Der Cumbre Vieja hält die spanische Insel La Palma seit Monaten in Atem. Jetzt hat er eine Pause eingelegt - doch die Gefahr ist nicht vorüber.
«Das ist kein Vulkan, sondern ein abscheuliches Monster», ruft Mathias Siebold und schaut fast zornig zum nahen Gebirgszug Cumbre Vieja herüber. Doch das «Monster» schweigt. Seit einigen Tagen speit der Vulkan auf der spanischen Kanareninsel La Palma kein Feuer und faucht nicht mehr. Nur Rauch steigt derzeit über dem Krater auf. Der Berg hat sich beruhigt, aber er lebt noch.
Hält die Ruhe über Weihnachten, nachdem der Vulkan über 90 Tage brodelte? «Das wäre unser schönstes Geschenk», sagen die deutschen Auswanderer Mathias Siebold (61) und seine Frau Ingrid (58), die am Fusse des Feuerbergs ein 150 Jahre altes Haus mit Garten und Meerblick bewohnen. «Wir hoffen, dass es nun endlich vorbei ist.»
Die Chancen auf ein Einschlafen des Vulkans stehen gut, sagen spanische Geologen: Es fliesse keine neue Lava, der Krater stosse weniger Schwefeldioxid aus, die Erde zittere nicht mehr. Gut drei Monate nach Ausbruch des Vulkans, der am 19. September im Südwesten der Insel explodierte, können die Siebolds nun erstmal auf friedliche Weihnachtstage hoffen.
«Es sind von uns aus knappe drei Kilometer zum Krater», berichten Ingrid und Mathias Siebold, die seit Jahrzehnten auf La Palma leben. «In anderthalb Kilometer Entfernung kam die Lava den Berg herunter.» Von der Terrasse ihres Hauses sieht man die kilometerbreite schwarze Lavadecke. Nachts leuchtet der Berghang orangerot.
Näher als die Siebolds kann man nicht am Vulkan wohnen. Gleich hinter dem Haus beginnt das Sperrgebiet, in der die Lava alles begrub, was sich ihr in den Weg stellte. Was nicht verschlungen wurde, ist von Asche bedeckt: Häuser, Strassen, Palmen. Auch Mathias Siebolds Gemüsegarten liegt unter einer Aschedecke. Mit Hacke und Wasserschlauch versucht er, seine Pflanzen zu retten.

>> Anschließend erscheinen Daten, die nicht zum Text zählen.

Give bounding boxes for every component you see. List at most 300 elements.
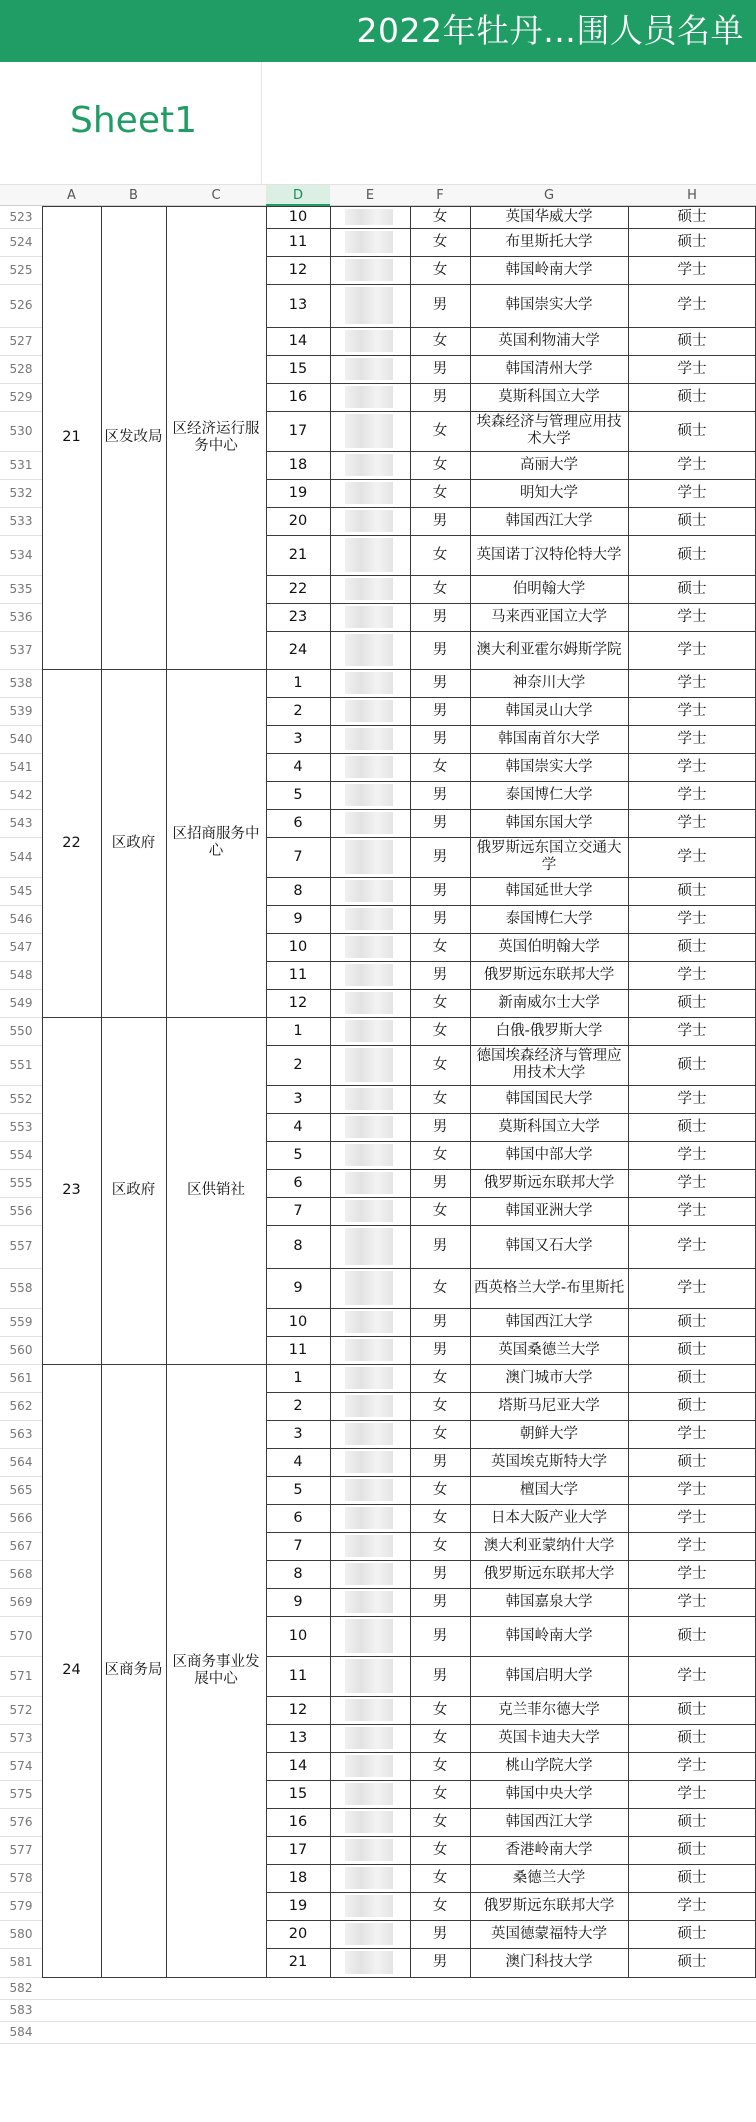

Nahezu 3000 Gebäude, die Hälfte Wohn- und Ferienhäuser, gingen in der Lava unter. 7000 Menschen mussten flüchten. Das Dorf Todoque und ein Teil des Ortes La Laguna verschwanden unter einer bis zu 50 Meter dicken Lavaschicht. Die schlimmste Vulkankatastrophe seit 500 Jahren auf La Palma. Ein Drama, in dem sich aber auch Wunder ereigneten. Wie jenes von La Laguna, wo die Lavawalze kurz vor der Dorfkirche zum Stehen kam.
«Wir haben noch Glück gehabt», sagt Mathias Siebold, der lange Zeit auf der Insel ein Reisebüro betrieb. «Es hätte alles schlimmer kommen können.» Etwa wenn sich der Vulkanschlund weiter nördlich geöffnet hätte. Direkt oberhalb der Ortschaft El Paso, in der die liebevoll restaurierte Finca der Siebolds liegt. Von El Paso wäre die Lava durch die tiefer liegenden Orte Los Llanos und Tazacorte gerollt. Ein Gebiet, in dem 33000 Menschen leben. «Dann hätte es wohl Tote gegeben.»
Aber auch so war es dramatisch genug: «Am Anfang war es schrecklich.» Die Feuersäulen. Die Explosionen. Die Erdbeben. «Da haben wir gefürchtet, das Ding fliegt uns um die Ohren.» Vorübergehend flüchteten die Siebolds. So wie viele Nachbarn, die ihre Koffer packten.
Mathias und Ingrid Siebold kamen jedoch wenig später wieder zurück. Sie wollten sich nicht vom Vulkan vertreiben lassen. «Wir gehören hierher.» La Palma ist ihre Heimat.
Das letzte Mal brodelte 1971 ein Vulkan auf der Insel. Also vor 50 Jahren. «Jeder Insulaner erlebt einmal im Leben einen Vulkanausbruch», sagen die Menschen auf La Palma. Den 85000 Einwohnern ist jedoch zu wünschen, dass sich diese Volksweisheit nach der gerade erlebten Jahrhundert-Katastrophe nicht so schnell erfüllt.